Sorti en 1993, le film Hocus Pocus est devenu un incontournable des soirées d’Halloween pour toute une génération, malgré un démarrage timide au box-office. Redécouvert récemment, ce conte fantastique décalé séduit par son mélange d’humour, de nostalgie et de sorcellerie.
L’histoire débute à Salem, dans le Massachusetts, où les sœurs Sanderson – Winifred (Bette Midler), Mary (Kathy Najimy) et Sarah (Sarah Jessica Parker) – tentent de rajeunir en capturant un enfant. Leur plan est contrecarré par Thackery Binx, qui se voit transformé en chat noir après son intervention. Avant d’être pendues pour sorcellerie, les sœurs lancent une malédiction sur la ville, promettant de revenir sur leurs pas.

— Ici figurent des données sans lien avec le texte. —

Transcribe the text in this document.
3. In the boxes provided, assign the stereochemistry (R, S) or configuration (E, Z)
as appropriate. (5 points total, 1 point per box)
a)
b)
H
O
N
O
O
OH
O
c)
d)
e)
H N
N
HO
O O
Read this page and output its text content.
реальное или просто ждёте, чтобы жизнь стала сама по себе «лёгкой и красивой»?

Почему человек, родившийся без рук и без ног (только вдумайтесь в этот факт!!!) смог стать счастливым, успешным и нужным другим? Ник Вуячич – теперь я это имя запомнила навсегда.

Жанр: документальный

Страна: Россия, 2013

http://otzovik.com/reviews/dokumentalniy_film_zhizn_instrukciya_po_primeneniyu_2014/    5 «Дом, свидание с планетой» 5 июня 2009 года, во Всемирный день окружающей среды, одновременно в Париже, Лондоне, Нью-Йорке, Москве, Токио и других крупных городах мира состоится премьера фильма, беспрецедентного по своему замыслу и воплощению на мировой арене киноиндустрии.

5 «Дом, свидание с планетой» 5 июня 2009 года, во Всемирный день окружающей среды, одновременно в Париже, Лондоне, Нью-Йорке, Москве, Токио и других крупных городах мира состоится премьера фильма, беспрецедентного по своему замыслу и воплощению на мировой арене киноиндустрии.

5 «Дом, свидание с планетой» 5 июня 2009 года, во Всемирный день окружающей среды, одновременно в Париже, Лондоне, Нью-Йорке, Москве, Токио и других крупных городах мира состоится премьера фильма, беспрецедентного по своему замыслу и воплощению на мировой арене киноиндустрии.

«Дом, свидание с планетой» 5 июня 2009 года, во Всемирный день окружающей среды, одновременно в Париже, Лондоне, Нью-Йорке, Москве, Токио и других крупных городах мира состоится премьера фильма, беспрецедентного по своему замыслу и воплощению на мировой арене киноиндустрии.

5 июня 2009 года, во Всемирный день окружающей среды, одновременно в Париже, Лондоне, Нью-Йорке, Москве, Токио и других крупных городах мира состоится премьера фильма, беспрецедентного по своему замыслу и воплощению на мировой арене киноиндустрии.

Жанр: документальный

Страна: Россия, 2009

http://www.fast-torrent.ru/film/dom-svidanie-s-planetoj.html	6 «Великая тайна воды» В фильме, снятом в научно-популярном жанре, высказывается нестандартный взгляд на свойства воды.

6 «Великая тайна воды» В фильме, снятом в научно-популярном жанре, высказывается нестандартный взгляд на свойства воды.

Trois siècles plus tard, Max (Omri Katz), un adolescent sarcastique, réveille involontairement les sœurs Sanderson en profanant leur demeure. Sa passion pour Allison (Vinessa Shaw) et sa petite sœur Dani (Thora Birch) se retrouvent alors mêlés à cette aventure surnaturelle. Heureusement, Binx, toujours sous forme féline et capable de parler, les guide vers un lieu sûr.
Ce qui suit est une succession de péripéties rocambolesques : les sœurs Sanderson s’adaptent avec une facilité déconcertante à la modernité, Billy Butcherson (Doug Jones), un cadavre ressuscité, perd constamment la tête, et une interprétation mémorable de la chanson « I Put a Spell on You » plonge les adultes de Salem dans un état de torpeur. Le film regorge de moments absurdes, typiques de l’humour des années 1990, qui prennent un nouveau sens lorsqu’on le regarde avec un regard adulte.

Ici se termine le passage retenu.